JERUSALEM — A crowd of Orthodox men disrupted a Conservative prayer service on Tisha b’Av, a Jewish day of mourning, at the Western Wall — shouting down worshippers, attempting to block the entrance and setting up a makeshift divider meant to separate between men and women.

Jewish men pray at the Western Wall on the eve of Tisha b’Av, July 17, 2021. (Yonatan Sindel/Flash90)

The disturbance happened on July 17 at the non-Orthodox section of the Western Wall in Jerusalem, Judaism’s holiest prayer site, where the Jewish Holy Temples once stood.

The Western Wall’s main plaza allows Orthodox prayer, which is gender-segregated.

Non-Orthodox groups gather to the south of the main plaza, at a section of the wall where people of all genders are allowed to pray together.

When a group of Conservative Jewish worshippers came to the non-Orthodox section on Saturday night, July 17, they were met by a crowd of Orthodox men who attempted to occupy the site, block the entrance and prevent the Conservative service.

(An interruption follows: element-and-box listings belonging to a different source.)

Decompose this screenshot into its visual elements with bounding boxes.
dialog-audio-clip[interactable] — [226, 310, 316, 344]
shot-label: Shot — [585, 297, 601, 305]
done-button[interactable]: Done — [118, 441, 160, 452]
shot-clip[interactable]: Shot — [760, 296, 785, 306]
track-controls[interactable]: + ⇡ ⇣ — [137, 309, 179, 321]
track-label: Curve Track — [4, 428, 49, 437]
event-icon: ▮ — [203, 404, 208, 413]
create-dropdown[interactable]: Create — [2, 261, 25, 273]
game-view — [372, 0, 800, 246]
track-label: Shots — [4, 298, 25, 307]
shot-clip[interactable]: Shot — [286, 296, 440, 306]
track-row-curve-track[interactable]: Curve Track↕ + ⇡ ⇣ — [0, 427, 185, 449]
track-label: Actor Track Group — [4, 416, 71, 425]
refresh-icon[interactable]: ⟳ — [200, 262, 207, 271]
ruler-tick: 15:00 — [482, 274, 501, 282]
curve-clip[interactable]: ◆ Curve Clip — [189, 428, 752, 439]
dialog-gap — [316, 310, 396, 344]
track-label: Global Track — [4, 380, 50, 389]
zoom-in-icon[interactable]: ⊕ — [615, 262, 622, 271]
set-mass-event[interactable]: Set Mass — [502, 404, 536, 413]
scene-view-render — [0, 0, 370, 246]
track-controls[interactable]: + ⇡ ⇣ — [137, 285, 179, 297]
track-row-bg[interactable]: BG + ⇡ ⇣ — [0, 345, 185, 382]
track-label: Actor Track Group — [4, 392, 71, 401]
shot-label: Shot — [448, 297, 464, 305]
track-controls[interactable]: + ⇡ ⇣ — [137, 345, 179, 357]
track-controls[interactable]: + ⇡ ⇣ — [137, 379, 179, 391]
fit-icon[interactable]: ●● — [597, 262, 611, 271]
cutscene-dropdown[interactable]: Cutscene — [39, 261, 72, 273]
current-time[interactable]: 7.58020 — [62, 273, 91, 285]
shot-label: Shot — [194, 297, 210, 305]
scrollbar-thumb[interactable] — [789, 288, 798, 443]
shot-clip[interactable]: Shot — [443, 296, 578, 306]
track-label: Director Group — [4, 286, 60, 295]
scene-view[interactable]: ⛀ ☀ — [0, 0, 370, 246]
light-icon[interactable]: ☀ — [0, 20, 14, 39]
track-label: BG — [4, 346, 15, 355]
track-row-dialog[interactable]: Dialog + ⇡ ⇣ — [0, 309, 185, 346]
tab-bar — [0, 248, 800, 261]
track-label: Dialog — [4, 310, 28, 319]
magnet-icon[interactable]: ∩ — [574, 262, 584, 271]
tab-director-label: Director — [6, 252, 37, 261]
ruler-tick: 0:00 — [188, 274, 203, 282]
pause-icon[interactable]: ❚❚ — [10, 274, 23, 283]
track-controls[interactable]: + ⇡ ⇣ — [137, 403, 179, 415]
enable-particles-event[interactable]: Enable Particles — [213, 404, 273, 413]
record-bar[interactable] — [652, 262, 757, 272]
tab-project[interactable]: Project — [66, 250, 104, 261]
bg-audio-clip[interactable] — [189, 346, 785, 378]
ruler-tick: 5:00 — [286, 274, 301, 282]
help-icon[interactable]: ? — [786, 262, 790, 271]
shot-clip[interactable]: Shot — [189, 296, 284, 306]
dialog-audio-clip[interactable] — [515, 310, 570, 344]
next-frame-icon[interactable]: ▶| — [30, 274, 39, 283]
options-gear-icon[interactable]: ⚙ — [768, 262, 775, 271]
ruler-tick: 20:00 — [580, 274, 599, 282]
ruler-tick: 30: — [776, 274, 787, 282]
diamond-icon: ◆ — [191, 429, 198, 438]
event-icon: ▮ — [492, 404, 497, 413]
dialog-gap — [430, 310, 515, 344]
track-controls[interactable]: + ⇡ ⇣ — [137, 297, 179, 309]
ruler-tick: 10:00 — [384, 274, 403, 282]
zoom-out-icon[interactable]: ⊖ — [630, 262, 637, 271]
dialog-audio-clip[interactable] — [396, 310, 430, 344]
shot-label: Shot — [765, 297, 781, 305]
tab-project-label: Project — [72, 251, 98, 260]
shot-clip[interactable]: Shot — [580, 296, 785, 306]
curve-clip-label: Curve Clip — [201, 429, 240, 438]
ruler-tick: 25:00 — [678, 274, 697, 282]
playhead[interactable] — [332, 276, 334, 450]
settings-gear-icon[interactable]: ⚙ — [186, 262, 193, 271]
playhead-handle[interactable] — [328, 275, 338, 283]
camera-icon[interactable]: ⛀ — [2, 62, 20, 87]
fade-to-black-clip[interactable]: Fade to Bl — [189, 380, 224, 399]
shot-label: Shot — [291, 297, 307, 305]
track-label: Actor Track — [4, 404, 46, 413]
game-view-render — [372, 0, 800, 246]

The Orthodox men set up a mechitzah, meant to divide between men and women, and shouted and sang as the worshippers read Eicha, or Lamentations, chanted on Tisha b’Av to mourn the destruction of the two Holy Temples.

Non-Orthodox condemnation

Israeli non-Orthodox leaders drew a link between the incident and the string of Jewish tragedies commemorated on Tisha b’Av, including the destruction of the two Temples.

Rakefet Ginsberg, executive director of the Masorti (Conservative) Movement in Israel, wrote on Facebook that the incident drives home the danger of “baseless hatred” between Jews, an idea Jewish sages have historically associated with the Temples’ destruction.

Conservative leaders in the US condemned the disruption.

Gilad Kariv, the first Reform rabbi elected to Israel’s parliament, wrote on Facebook:

“If there’s one lesson to Tisha b’Av, it’s that the fire of extremism and hate won’t stop here and will continue to threaten more and more parts of Israeli society.”

Kariv called on the government to implement an agreement approved in 2016 that would have expanded the egalitarian section and formalized its status in Israeli law.

Former Israeli Prime Minister Benjamin Netanyahu scrapped the agreement in 2017. Current Prime Minister Naftali Bennett has signaled that he is open to implementing it.

Orthodox condemnation

The Rabbinical Council of America, the leading membership organization of Orthodox rabbis in North America, said that expressions of disagreement, especially in matters of religious principle, should be voiced with respect and dignity, and regreted the uncivil disruption by Orthodox Jews on Tisha b’Av at the Western Wall.

Rabbi Binyamin Blau, president of the RCA, said:

“If our prayers of restoring the fabric of Jewish society are to be realized, we must fulfill the vision of the prophet Zechariah who foresaw that the fast and destruction of Tisha b’Av will be transformed into ‘joy and gladness and cheerful feasts’ only when we conduct ourselves with the principles of both truth and peace.”

Rabbi Zvi Engel, vice president, said: “On Tisha b’Av we mourn the loss of the Temples and we must recommit ourselves to reestablishing the holiness of the place where they once stood. Holiness can only be manifest when rooted in the principles of respect, dignity, and peace.”